La carte d’assurance maladie ne doit plus être octroyée à travers une catégorie professionnelle ou sociale, mais plus simplement en notre qualité d’Algérien. Ce système mettra fin une fois pour toutes aux inégalités actuelles entre détenteur de carte Chifa, ceux assurés par une autre caisse ou mutuelle et tous ceux qui, chômeurs ou exerçant dans l’informel, ne possèdent aucune couverture sociale. Tout le reste de l’architecture de la réforme : organisation de système de soins, relation entre le système public et libéral, décentralisation de la décision, etc., reposeront sur ces trois principaux axes de la réforme. 

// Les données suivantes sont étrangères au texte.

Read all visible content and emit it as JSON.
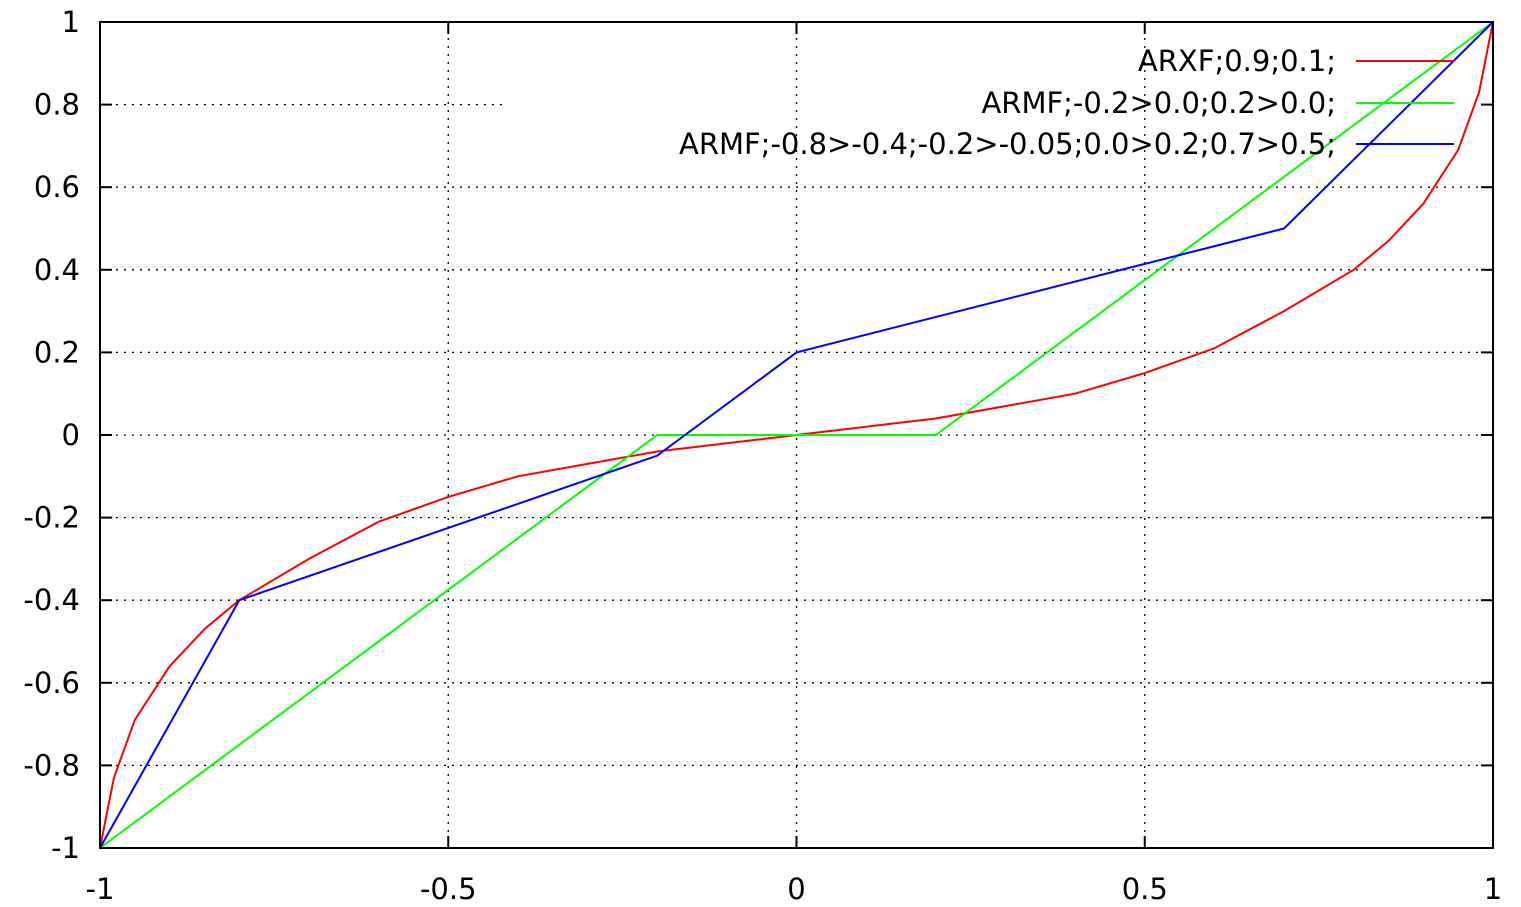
{
  "chart_data": {
    "type": "line",
    "title": "",
    "xlabel": "",
    "ylabel": "",
    "xlim": [
      -1,
      1
    ],
    "ylim": [
      -1,
      1
    ],
    "grid": true,
    "legend_position": "top-right",
    "x_ticks": [
      "-1",
      "-0.5",
      "0",
      "0.5",
      "1"
    ],
    "x_tick_values": [
      -1,
      -0.5,
      0,
      0.5,
      1
    ],
    "y_ticks": [
      "-1",
      "-0.8",
      "-0.6",
      "-0.4",
      "-0.2",
      "0",
      "0.2",
      "0.4",
      "0.6",
      "0.8",
      "1"
    ],
    "y_tick_values": [
      -1,
      -0.8,
      -0.6,
      -0.4,
      -0.2,
      0,
      0.2,
      0.4,
      0.6,
      0.8,
      1
    ],
    "series": [
      {
        "name": "ARXF;0.9;0.1;",
        "color": "#ff0000",
        "x": [
          -1,
          -0.98,
          -0.95,
          -0.9,
          -0.85,
          -0.8,
          -0.7,
          -0.6,
          -0.5,
          -0.4,
          -0.3,
          -0.2,
          -0.1,
          0,
          0.1,
          0.2,
          0.3,
          0.4,
          0.5,
          0.6,
          0.7,
          0.8,
          0.85,
          0.9,
          0.95,
          0.98,
          1
        ],
        "y": [
          -1,
          -0.83,
          -0.69,
          -0.56,
          -0.47,
          -0.4,
          -0.3,
          -0.21,
          -0.15,
          -0.1,
          -0.07,
          -0.04,
          -0.02,
          0,
          0.02,
          0.04,
          0.07,
          0.1,
          0.15,
          0.21,
          0.3,
          0.4,
          0.47,
          0.56,
          0.69,
          0.83,
          1
        ]
      },
      {
        "name": "ARMF;-0.2>0.0;0.2>0.0;",
        "color": "#00ff00",
        "x": [
          -1,
          -0.2,
          0.2,
          1
        ],
        "y": [
          -1,
          0,
          0,
          1
        ]
      },
      {
        "name": "ARMF;-0.8>-0.4;-0.2>-0.05;0.0>0.2;0.7>0.5;",
        "color": "#0000ff",
        "x": [
          -1,
          -0.8,
          -0.2,
          0,
          0.7,
          1
        ],
        "y": [
          -1,
          -0.4,
          -0.05,
          0.2,
          0.5,
          1
        ]
      }
    ]
  }
}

Des polémiques ont surgi sur la marche à suivre et les traitements à administrer. Cela cache-t-il une autre guerre ?
Une polémique née d’un conflit entre experts médicaux sur l’efficacité supposée d’un traitement du Covid-19 à mis à nu le grave problème du poids grandissant de l’industrie pharmaceutique dans l’arbre décisionnel des politiques de santé. Ce problème n’est pas nouveau et a donné lieu dans le passé à de très nombreux écrits de presse et enquêtes parlementaires qui ont alerté les pouvoirs publics sur les conséquences d’un lobbying agressif des Big Pharma à tous les niveaux de fonctionnement des systèmes de santé.

Plusieurs scandales ont secoué le monde de la médecine ces dernières années, depuis celui du Mediator ou des médicaments contre le cholestérol, jusqu’à celui de la vaccination contre le H1N1 imposée par l’OMS au monde entier sur la base d’une expertise “scientifique” qui s’est avérée complétement manipulée par de grandes boîtes pharmaceutiques.Il faut savoir, par exemple, que dans notre pays toutes les sociétés savantes dispensant un enseignement de formation continue en direction des médecins généralistes et des spécialistes sont financées par l’industrie pharmaceutique.

Les médecins généralistes de notre pays ne reçoivent de l’État aucune formation continue, le guide thérapeutique développé il y a quelques années par le ministère de la Santé a disparu, livrant ces praticiens au martellement de la publicité des “labos”, insidieuse et efficace. Lorsque l’on sait que le principal facteur de l’augmentation de la dépense en médicaments est l’ordonnateur, c’est-à-dire le médecin, on mesure la gravité de cette situation sur le poids et la pertinence des dépenses de santé.

Il ne s’agit pas de mettre l’industrie pharmaceutique sur le banc des accusés. Si un procès doit avoir lieu, c’est celui des pouvoirs publics qui, faute de développer une politique de santé pertinente, de prendre en charge la formation post-universitaire des médecins et, surtout, d’imposer une transparence absolue dans le fonctionnement du marché du médicament, ont laissé un vide occupé naturellement par des groupes commerciaux dont le métier est de gagner davantage d’argent.  

Quelles leçons doit-on tirer de cette crise mondiale ? 
Il me semble que trois points doivent être soulignés. La nécessité de sortir les systèmes de santé de la logique purement marchande pour les inscrire dans une philosophie de partage et de solidarité, et renforcer ainsi la cohésion sociale. Il faut placer la santé au cœur des politiques nationales et l’usager (“le malade”) au centre du système de santé. Le deuxième point concerne la nécessaire coopération internationale.

Comme le montre le Covid-19, les maladies transmissibles ne connaissent pas de frontières. Nous pourrions, par exemple, développer utilement une coopération sanitaire très féconde à l’échelle du Marghreb et, pourquoi pas, à celle de la Méditerranée occidentale.

Le troisième point qui nous concerne plus directement est l’urgence de procéder à la réforme de notre système de santé en sachant qui si toutes les intentions précédentes ont avorté, c’est pour la simple raison qu’on ne peut réformer un secteur, si crucial soit-il, en dehors de réformes politiques structurelles et globales du pays. C’est dans le cadre d’un fonctionnement démocratique des institutions de notre pays, du développement de contre-pouvoirs au sein de la société et de la libre expression que se développera le débat fertile et serein sur des sujets aussi essentiels que la santé, l’éducation ou la justice.